If you are interested in examining the privacy implications of Android apps, there is google chrome extensions Exodus Privacy is a great tool. For example, it reveals these 19 trackers in Deezer and 9 trackers in Spotify (it seems you are tracked even if you pay €€€)
As some query the above, You can of course analyse an app directly via https://reports.exodus-privacy.eu.org/en/analysis/submit/ or using a Firefox extension or a myriad of other ways. Take your pick.
I've been promoting the Exodus tool to regulators and legislators and to workshops in different countries. Let's not be precious about how Exodus is accessed. The point is, it's making a difference :)

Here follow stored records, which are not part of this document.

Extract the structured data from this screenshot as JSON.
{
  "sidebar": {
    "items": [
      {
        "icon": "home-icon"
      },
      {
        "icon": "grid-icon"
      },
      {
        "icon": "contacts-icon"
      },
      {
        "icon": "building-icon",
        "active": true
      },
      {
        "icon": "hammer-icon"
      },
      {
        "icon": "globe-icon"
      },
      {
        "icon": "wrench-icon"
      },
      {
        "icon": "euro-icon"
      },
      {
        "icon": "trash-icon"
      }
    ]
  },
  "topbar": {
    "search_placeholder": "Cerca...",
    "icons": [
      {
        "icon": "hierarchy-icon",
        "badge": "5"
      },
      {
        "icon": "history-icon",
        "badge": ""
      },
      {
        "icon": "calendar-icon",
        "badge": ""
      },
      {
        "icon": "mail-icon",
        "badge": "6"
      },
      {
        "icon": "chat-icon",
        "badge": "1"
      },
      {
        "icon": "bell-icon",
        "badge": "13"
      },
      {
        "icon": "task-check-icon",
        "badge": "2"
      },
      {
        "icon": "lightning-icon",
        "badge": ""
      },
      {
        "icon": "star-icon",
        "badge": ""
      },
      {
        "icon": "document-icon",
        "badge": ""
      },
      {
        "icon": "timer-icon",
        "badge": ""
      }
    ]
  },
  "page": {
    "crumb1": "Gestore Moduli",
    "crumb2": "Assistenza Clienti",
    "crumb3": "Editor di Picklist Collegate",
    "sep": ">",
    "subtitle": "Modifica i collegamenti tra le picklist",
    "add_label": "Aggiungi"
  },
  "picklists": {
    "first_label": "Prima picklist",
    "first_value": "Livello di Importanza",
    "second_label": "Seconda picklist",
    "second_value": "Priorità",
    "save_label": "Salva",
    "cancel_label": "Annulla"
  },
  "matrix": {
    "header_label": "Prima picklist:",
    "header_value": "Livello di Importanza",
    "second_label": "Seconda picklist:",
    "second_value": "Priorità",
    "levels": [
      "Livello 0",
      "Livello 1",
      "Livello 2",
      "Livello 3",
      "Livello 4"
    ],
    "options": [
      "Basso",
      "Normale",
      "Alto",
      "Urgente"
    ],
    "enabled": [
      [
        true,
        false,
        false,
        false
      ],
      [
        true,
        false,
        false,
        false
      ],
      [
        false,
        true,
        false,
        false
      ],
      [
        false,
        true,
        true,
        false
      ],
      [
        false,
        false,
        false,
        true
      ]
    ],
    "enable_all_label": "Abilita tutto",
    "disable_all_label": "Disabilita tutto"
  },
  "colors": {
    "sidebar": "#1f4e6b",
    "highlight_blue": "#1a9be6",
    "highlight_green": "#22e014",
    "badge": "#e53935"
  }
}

And also, many people use Chrome as they use Android, so for me, a key objective is raising awareness that tools exist to help them examine the privacy practices of Android apps.
@Privacymatters Is there an alternative streaming service that doesn't do all this tracking?
@jon @Privacymatters Apple Music is the most respectful.
@Privacymatters How can you tell if the tracking is active even when you pay? I don't know about Deezer, but fur Spotify the ad-driven free version is the same app as the paid version, so it's not clear if the trackers remain active even for subscribers.
@Privacymatters Spotify is the worst; back when I had XPrivacy installed it constantly prompted me about Spotify wanting to phone to a third party.
@Privacymatters And how many trackers did it reveal in Chrome itself? If less than 3, I wouldn't trust that extension.
(and if you know say it didn't tell about Chrome at all, my answer is just: see? told ya, don't trust 🤣 )
Tsk, "Chrome" and "great privacy tool" in the same sentence. Can't work out.
@Privacymatters no. But Chrome has.
@IzzyOnDroid and why I block trackers.
@Privacymatters to not have even more trackers tracking you? But as I indicated: Chrome isn't exactly a privacy friendly browser.
@IzzyOnDroid Indeed it is not (and forms part of my complaint against Apple defaulting to Google esp in iOS ). However, I use blockers and use it for the Exodus tool only. But I also submit requests directly to Exodus :)
@Privacymatters so why not using a browser that at least can be made privacy friendly - like Firefox or one of its forks? If you insist on working via an add-on, there's Exodify (not from exodus itself, so I can't vouch for it - though the permissions look OK)
@IzzyOnDroid I use a range of browsers and means to access the Exodus tool. But this isn't about me. I work across the broad to raise awareness and help people - I don't impose choices on them. Just as family and friends use Facebook - I don't shout 'delete' help understand choices and tools to help them better manage their choices,
@Privacymatters There is also Exodify, which uses Exodus (included in https://github.com/humanetech-community/awesome-humane-tech where you also find exodus-android-app)
@Privacymatters Their Blokada ad-blocker and Exodus Privacy app look interesting as well.